5. Reconnection – look to the Life within you

At the heart of new covenant faith is living life in connection with the living God – within us. The apostle Paul describes this ‘once hidden mystery’ as:

Christ in you, the hope of glory† (emphasis mine)

The secret of Christian living is the glorious life and hope of Jesus himself within you. That truth in itself – the Truth himself – keeps my flame burning. May your flame burn brightly in the year ahead too.

Question: what has been put on hold in your life that you feel can now be re-activated and what’s your next step?

¹ Psalm 13:3,4-6 NKJV    ² Romans 8:37 NIV

³ Philippians 4:13 NKJV   † Colossians 1:27 NIV

First posted in January 2013

Which generation describes your identity?

I recalled this morning an image of a fountain that came to mind one day last autumn when I’d obviously been thinking about coping with my responsibilities towards younger and older family members.

At the time, refusing to identify with a thought moments before, I journaled, “I’m not in the sandwich generation, hemmed in by both sides.” I chose a better phrase to partner with: “I’m in the cascade generation, flowing with heaven from God’s perspective onto those in older and younger generations who need love and power.”

New generation: out of the sandwich and into the flow!
New generation: out of the sandwich and into the flow!

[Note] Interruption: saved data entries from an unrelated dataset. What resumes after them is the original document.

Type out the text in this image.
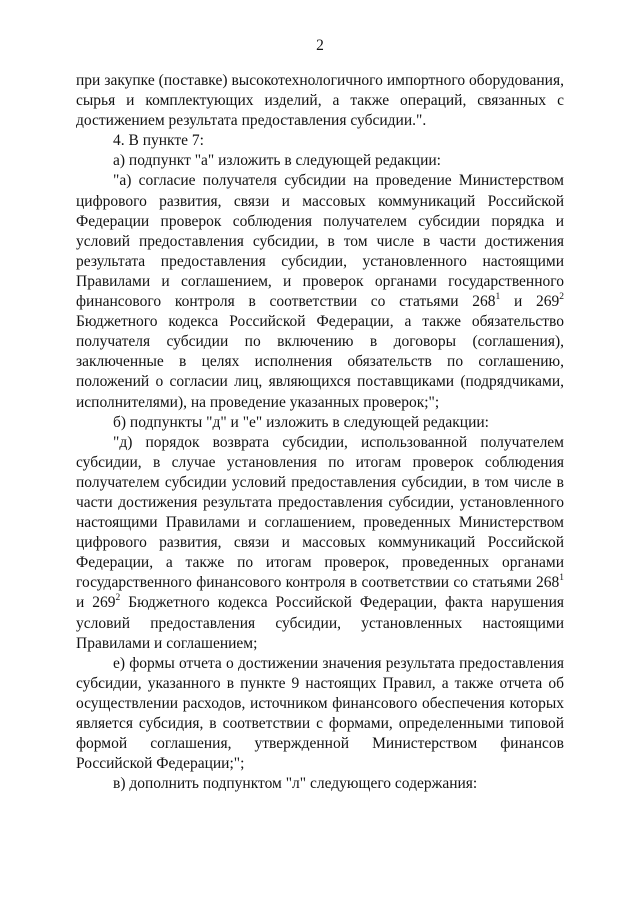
2

при закупке (поставке) высокотехнологичного импортного оборудования, сырья и комплектующих изделий, а также операций, связанных с достижением результата предоставления субсидии.".

4. В пункте 7:

а) подпункт "а" изложить в следующей редакции:

"а) согласие получателя субсидии на проведение Министерством цифрового развития, связи и массовых коммуникаций Российской Федерации проверок соблюдения получателем субсидии порядка и условий предоставления субсидии, в том числе в части достижения результата предоставления субсидии, установленного настоящими Правилами и соглашением, и проверок органами государственного финансового контроля в соответствии со статьями $268^1$ и $269^2$ Бюджетного кодекса Российской Федерации, а также обязательство получателя субсидии по включению в договоры (соглашения), заключенные в целях исполнения обязательств по соглашению, положений о согласии лиц, являющихся поставщиками (подрядчиками, исполнителями), на проведение указанных проверок;";

б) подпункты "д" и "е" изложить в следующей редакции:

"д) порядок возврата субсидии, использованной получателем субсидии, в случае установления по итогам проверок соблюдения получателем субсидии условий предоставления субсидии, в том числе в части достижения результата предоставления субсидии, установленного настоящими Правилами и соглашением, проведенных Министерством цифрового развития, связи и массовых коммуникаций Российской Федерации, а также по итогам проверок, проведенных органами государственного финансового контроля в соответствии со статьями $268^1$ и $269^2$ Бюджетного кодекса Российской Федерации, факта нарушения условий предоставления субсидии, установленных настоящими Правилами и соглашением;

е) формы отчета о достижении значения результата предоставления субсидии, указанного в пункте 9 настоящих Правил, а также отчета об осуществлении расходов, источником финансового обеспечения которых является субсидия, в соответствии с формами, определенными типовой формой соглашения, утвержденной Министерством финансов Российской Федерации;";

в) дополнить подпунктом "л" следующего содержания:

It’s all too easy when under pressure to take on a false sense of identity that puts more emphasis on the burdens than on the answer that lightens the load, both for you and me and the generations around us.

Jesus said to the Samaritan woman at the well, “whoever drinks the water I give them will never thirst. Indeed, the water I give them will become in them a spring of water welling up to eternal life.”¹

This spring of water brings refreshment and restoration for ourselves, but also a flow of hope, healing and creative solutions for the individuals, families and communities whose lives we touch.

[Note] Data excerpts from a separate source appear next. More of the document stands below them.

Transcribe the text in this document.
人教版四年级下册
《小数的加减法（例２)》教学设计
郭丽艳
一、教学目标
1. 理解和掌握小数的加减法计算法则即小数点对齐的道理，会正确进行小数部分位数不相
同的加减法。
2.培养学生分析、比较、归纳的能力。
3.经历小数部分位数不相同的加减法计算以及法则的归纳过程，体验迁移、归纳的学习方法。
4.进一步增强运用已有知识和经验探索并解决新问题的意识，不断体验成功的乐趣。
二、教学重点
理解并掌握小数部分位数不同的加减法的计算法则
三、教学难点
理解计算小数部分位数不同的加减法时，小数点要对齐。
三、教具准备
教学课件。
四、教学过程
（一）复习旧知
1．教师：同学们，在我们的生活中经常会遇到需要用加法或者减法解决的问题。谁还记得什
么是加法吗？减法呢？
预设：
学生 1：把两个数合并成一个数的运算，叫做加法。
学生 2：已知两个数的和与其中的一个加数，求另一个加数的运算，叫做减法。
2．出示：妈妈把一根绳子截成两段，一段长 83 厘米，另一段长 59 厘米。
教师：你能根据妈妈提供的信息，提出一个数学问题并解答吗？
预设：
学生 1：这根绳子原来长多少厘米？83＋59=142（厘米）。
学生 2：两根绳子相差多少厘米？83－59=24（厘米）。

We’re told in the same story that the woman left behind her water jar at the well – on one level a symbol of the burdens she carried? – and went back to town to spread the news about Jesus, and drew people to him. Some would come to drink the supernatural living water of his Spirit for themselves, then pass it on to others in the region.

Immediately after writing these reflections this morning, the first song I heard as I turned on my car stereo was Matt Redman’s We Are The Free, in which the chorus ends with the line, “We are the free, the freedom generation.” Absolutely!

If you’re in need of refreshment this week amid competing pressures, just ask Jesus for a drink! It’s free, and we’re a generation that’s set free from the labels and identities that the voice of oppression would put on us.